The fully paid health coverage worth thousands of dollars annually to your U.S. employees has far less value to your new French employee. What your new French employee will want is assurance that their new foreign employer is complying with the statutory supplemental health plan and pension contributions, not to mention the 35-hour-per-week working limit.

Holidays & other perks

Understanding the differences in statutory and supplemental benefit schemes across international borders is key to creating benefits packages for your new international hires, but it shouldn’t be the only consideration. It’s also important to factor in cultural or social implications of the benefits you offer.

For example, your American sales managers may love having a company car to drive to and from meetings. But in Brazil, a company vehicle is often seen as a burden to employees. In comparison, a more common and desired benefit there might be meal allowances or food vouchers. A new hire in Brazil may feel slighted if this benefit forgone in favor of U.S.-centered benefits.
Does your organization offer a 401(k) match? If you offer a 4% match in the U.S., would you need to provide this to your employees abroad? In France, for example, you are required to contribute to a private pension fund in addition to the statutory government pension contributions.

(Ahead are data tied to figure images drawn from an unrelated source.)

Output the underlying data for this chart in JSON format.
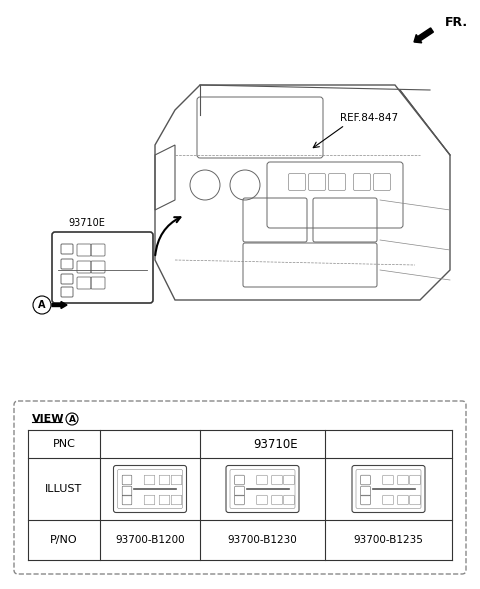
{
  "bg_color": "#ffffff",
  "fr_label": "FR.",
  "ref_label": "REF.84-847",
  "part_label": "93710E",
  "view_label": "VIEW",
  "view_circle": "A",
  "pnc_label": "PNC",
  "illust_label": "ILLUST",
  "pno_label": "P/NO",
  "part_numbers": [
    "93700-B1200",
    "93700-B1230",
    "93700-B1235"
  ],
  "title": "93710E",
  "callout_a": "A"
}
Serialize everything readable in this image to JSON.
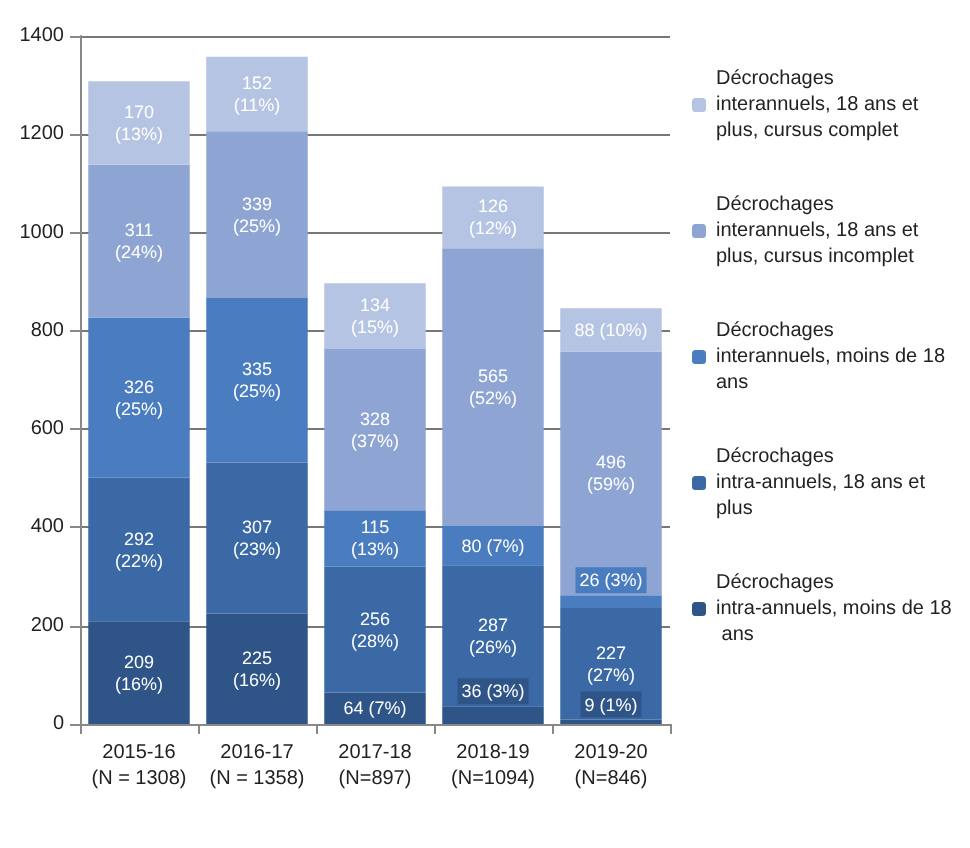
{
  "chart_data": {
    "type": "bar",
    "stacked": true,
    "categories": [
      "2015-16 (N = 1308)",
      "2016-17 (N = 1358)",
      "2017-18 (N=897)",
      "2018-19 (N=1094)",
      "2019-20 (N=846)"
    ],
    "series": [
      {
        "name": "Décrochages intra-annuels, moins de 18 ans",
        "color": "#2e5488",
        "values": [
          209,
          225,
          64,
          36,
          9
        ],
        "value_labels": [
          "209 (16%)",
          "225 (16%)",
          "64 (7%)",
          "36 (3%)",
          "9 (1%)"
        ]
      },
      {
        "name": "Décrochages intra-annuels, 18 ans et plus",
        "color": "#3a69a6",
        "values": [
          292,
          307,
          256,
          287,
          227
        ],
        "value_labels": [
          "292 (22%)",
          "307 (23%)",
          "256 (28%)",
          "287 (26%)",
          "227 (27%)"
        ]
      },
      {
        "name": "Décrochages interannuels, moins de 18 ans",
        "color": "#4a7cc0",
        "values": [
          326,
          335,
          115,
          80,
          26
        ],
        "value_labels": [
          "326 (25%)",
          "335 (25%)",
          "115 (13%)",
          "80 (7%)",
          "26 (3%)"
        ]
      },
      {
        "name": "Décrochages interannuels, 18 ans et plus, cursus incomplet",
        "color": "#8ea5d3",
        "values": [
          311,
          339,
          328,
          565,
          496
        ],
        "value_labels": [
          "311 (24%)",
          "339 (25%)",
          "328 (37%)",
          "565 (52%)",
          "496 (59%)"
        ]
      },
      {
        "name": "Décrochages interannuels, 18 ans et plus, cursus complet",
        "color": "#b5c4e3",
        "values": [
          170,
          152,
          134,
          126,
          88
        ],
        "value_labels": [
          "170 (13%)",
          "152 (11%)",
          "134 (15%)",
          "126 (12%)",
          "88 (10%)"
        ]
      }
    ],
    "ylim": [
      0,
      1400
    ],
    "yticks": [
      0,
      200,
      400,
      600,
      800,
      1000,
      1200,
      1400
    ],
    "grid": "y",
    "legend": "right"
  }
}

Did you know that workers in Brazil are entitled to a minimum of 30 days of paid vacation annually in addition to a “holiday pay”—which is an additional 33% of their average earnings paid at the start of their vacation? This could mean big payouts to a Brazil employee taking full advantage of the unlimited vacation policy that your U.S. employees enjoy.

Applying benefits abroad

Replicating U.S. benefits packages for international employees can be a daunting—and it’s often unnecessary. In international hiring, it is all about balance. How can you take relevant components of your benefits scheme and apply them to France while also being aware of what is customary locally? Have you ensured that everything you’re offering in Brazil is legal?

Your goal is to make your workers feel valued. You can do that by tailoring a benefits plan to the individual situation and taking into account local requirements and customs. Seeking local expertise with experience working alongside U.S. HR teams is always highly recommended when taking on those first international hires.